Desde as primeiras conversas sobre o nosso trajeto este era o ponto de maior debate, pois era o local que tínhamos mais dúvidas do que iríamos encontrar.
O rio Jacaré Pepira nasce na serra de Itaqueri, nas proximidades de São Pedro, passando depois pelas grandes corredeiras em Brotas, onde é bem conhecido pelos aventureiros de rafting. Depois ele continua seu caminho por vários municípios com um comportamento sinuoso e supostamente com bastante energia.
Era isso que queríamos testar. Explorar ao máximo esse trecho mais confinado e ver até onde poderíamos remar nestas condições e também averiguar quais eram as perspectivas em relação a descida por seus meandros.
Quais eram os acessos por terra? Tirando a correnteza quais seriam os outros obstáculos naturais? Encontraríamos pedras, assoreamento ou árvores caídas sob o rio?
Era isso que estávamos prestes a descobrir.
Saímos do rancho Bicudo aos 35km, mas foi somente aos 38km que identificamos o trecho mais confinado do rio. As águas mexidas e com redemoinhos já mostrava o que iriamos encontrar.
O rio neste trecho possui a largura máxima de 12m, bem encaixado, sinuoso e com uma forte corrente. A vegetação do entorno era de um grande capinzal de porte médio, em meio a um alagado, com poucas árvores e arbustos.
Tínhamos que remar forte, constante e com alta cadência para não sermos arrastados.
De cara percebemos que a melhor estratégia seria fazer esteira, um atrás do outro, para revezarmos quem puxaria o ritmo, enquanto o outro seguiria mais protegido da correnteza.

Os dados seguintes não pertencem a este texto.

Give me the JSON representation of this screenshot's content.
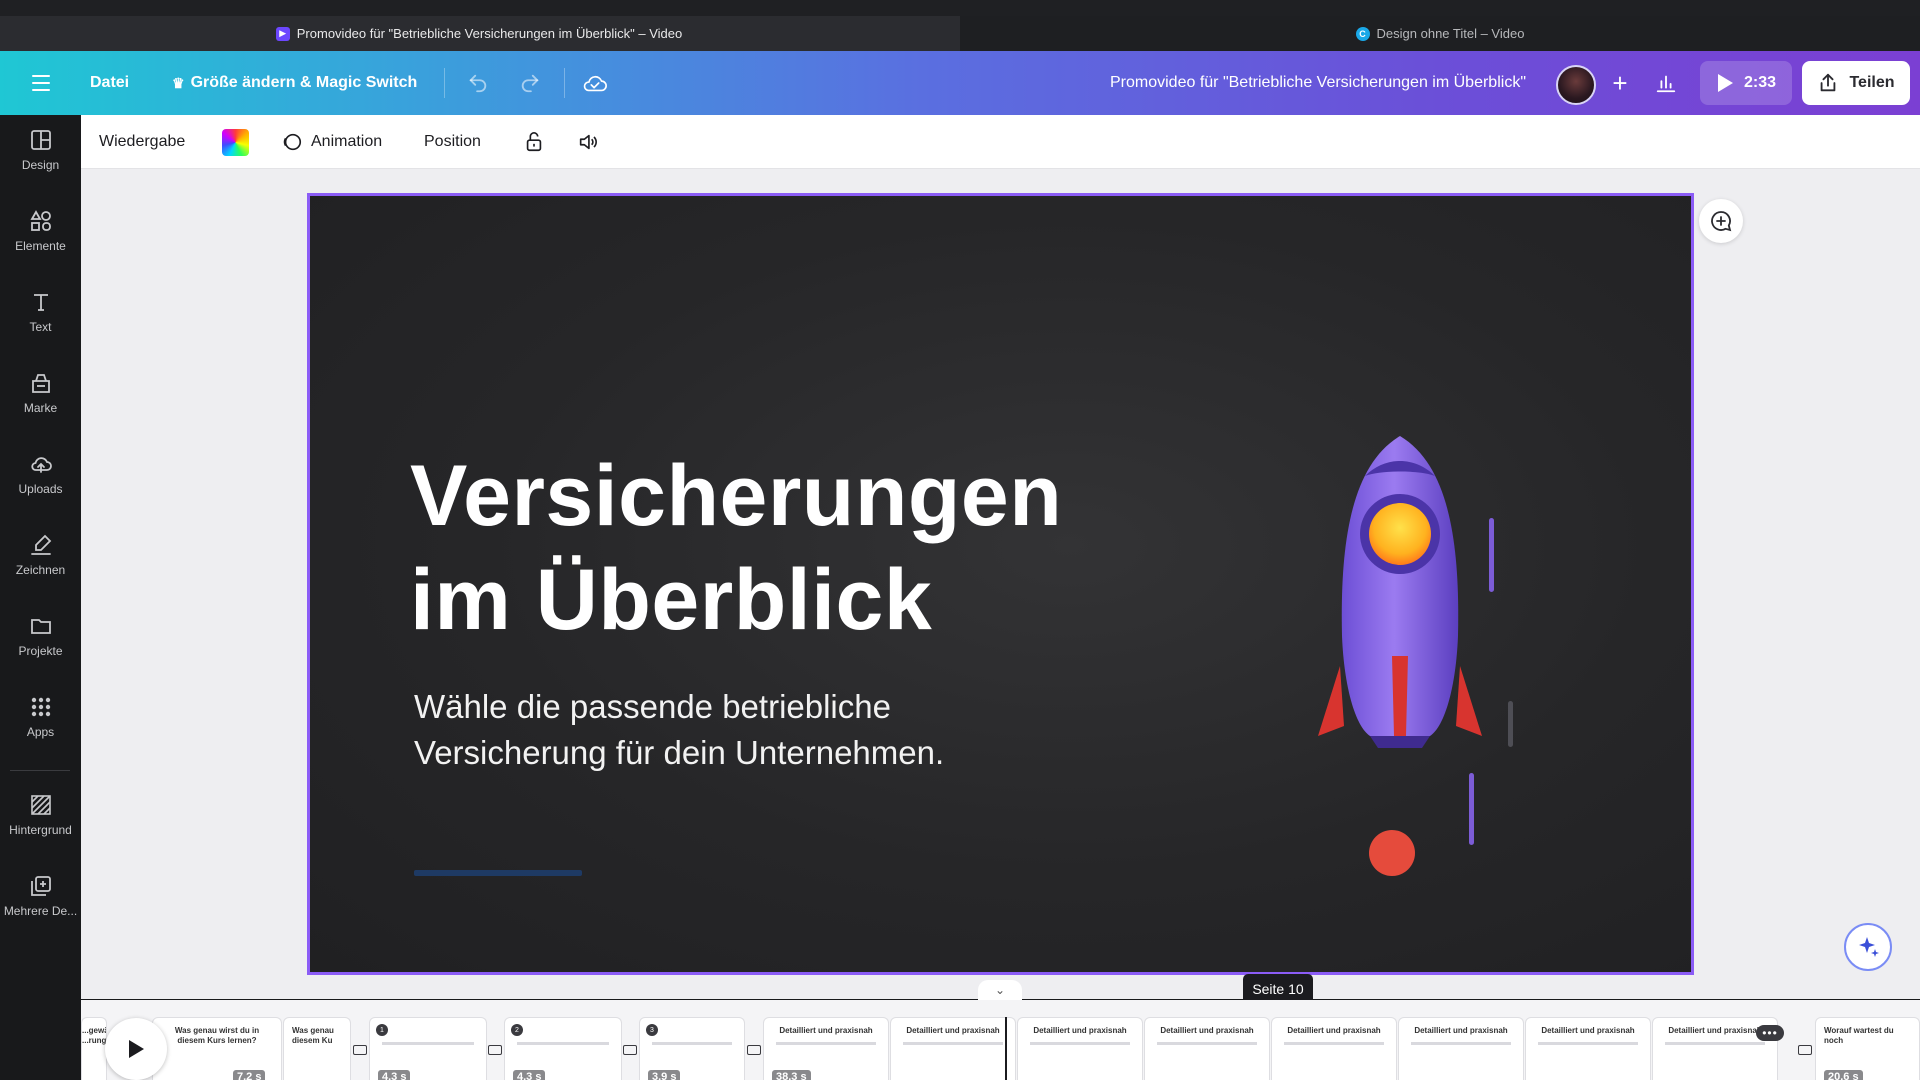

Outra estratégia que rapidamente adotamos foi remar sempre bordejando as margens e tendo que as vezes migrar de uma para outra a procura de trechos com menor correnteza.
Nosso ritmo caiu drasticamente, para mais de 15min/km e percebemos que, já com quase 40km e cerca de 6 horas de remada, não teríamos como aguentar muito naquelas condições.
Poderíamos, quem sabe, remar mais uns 10km, mas iria ser um desgaste desnecessário e não nos revelaria mais nada de novo do que já tínhamos descoberto até então. Decidimos subir pelo menos mais 2km e então abortamos.
Descemos a favor da corrente e curtimos cada meandro ultrapassado, passando por muita turbulência pelas curvas até sair do trecho confinado, perdendo bastante velocidade.
Nessa hora percebemos que tinha acabado, tínhamos percorrido todo o trajeto planejado e comecei a lembrar das muitas dificuldades transpostas durante a travessia.
Pensei bastante sobre a nossa estratégia de hidratação e suplementação, que para mim tinha sido um sucesso, com certeza amenizado o nosso desgaste em relação a desidratação. Mas mesmo assim o corpo estava sentindo.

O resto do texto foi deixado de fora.